Pero, cuando las horas nocturnas avanzaban, esa piel de cordero transmutó en un éxtasis y paroxismo, en una especie de vehemente arrebato, de un furor exaltado... de un frenesí… casualmente “Frenesí” era el nombre de su embarcación, que también lo transformó en una gran recámara nupcial donde se sentía un enviado de los dioses para iniciar sexualmente a los menores.

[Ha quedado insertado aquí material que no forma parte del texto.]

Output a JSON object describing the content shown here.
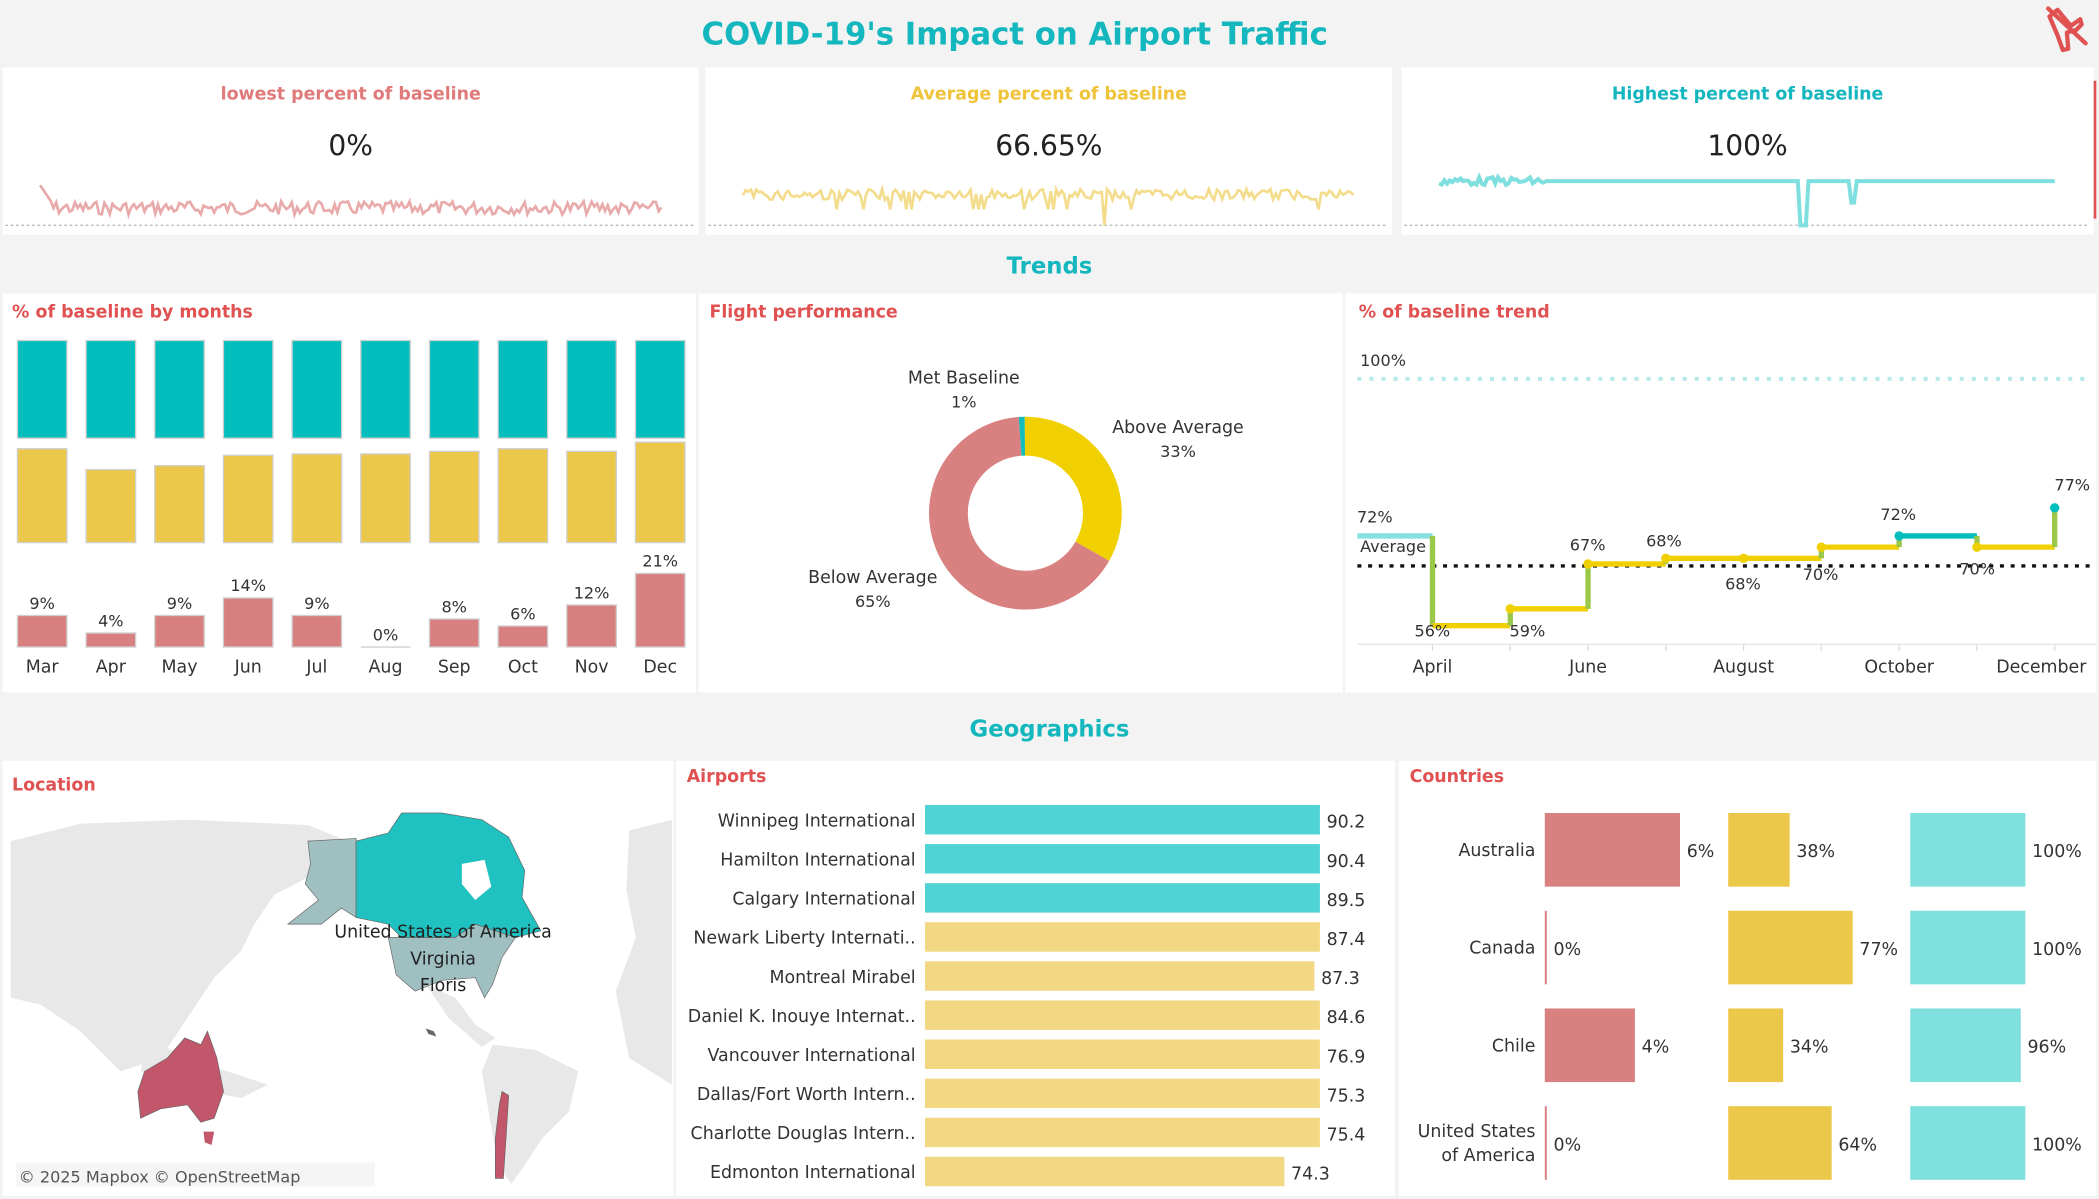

Las víctimas eran todas vulnerables por uno o diversos motivos. Débiles en su momento, hoy exhiben una fortaleza que dignifica al ser humano. No sólo reclaman Justicia para ellos, sino también ofrecen al mismo tiempo un gesto enorme: para que no haya más víctimas que le puedan secuestrar su espíritu.
El camino
Los pasillos de Tribunales son lúgubres, oscuros, fríos. No hay colores o en todo caso predomina el marrón de la madera y la iluminación es de un amarillo cadavérico, macilento… que resplandece de manera anémica por el polvillo incrustado en sus tulipas.
En esa escenografía tribunalicia los rostros son adustos, de gestos mínimos. Los pasos de los empleados y funcionarios retumban en el piso de pinotea de un largo pasillo, como si fuera un túnel que recorre el tiempo pasado.
En ese contexto, se perciben las historias del horror de esta causa que ventila cómo un adulto violentó sin miramientos el desarrollo sexual de adolescentes en plena formación.
Tribunales, de algún modo, se asemeja a una Catedral. A un espacio sagrado. A un lugar donde debe prevalecer el examen de consciencia: la trascendencia de responder por los actos mundanos, el saber que tiene consecuencia vulnerar, quebrantar, violentar cuestiones sagradas vinculadas con la vida.
Los espacios sagrados -y Tribunales lo es- tienen en común que se genera un ámbito que permite llegar a lo más profundo de las almas y las consciencias, donde unos toman contacto con sus peores pecados y otros buscan a la Justicia como un camino de sanación y reparación.
Al principio se dijo que, si una comunidad quiere vivir en paz, entonces la injusticia no se puede convertir en una costumbre. Las víctimas están señalando un horizonte que es necesario avanzar para que sea la dignidad la que se convierta en costumbre.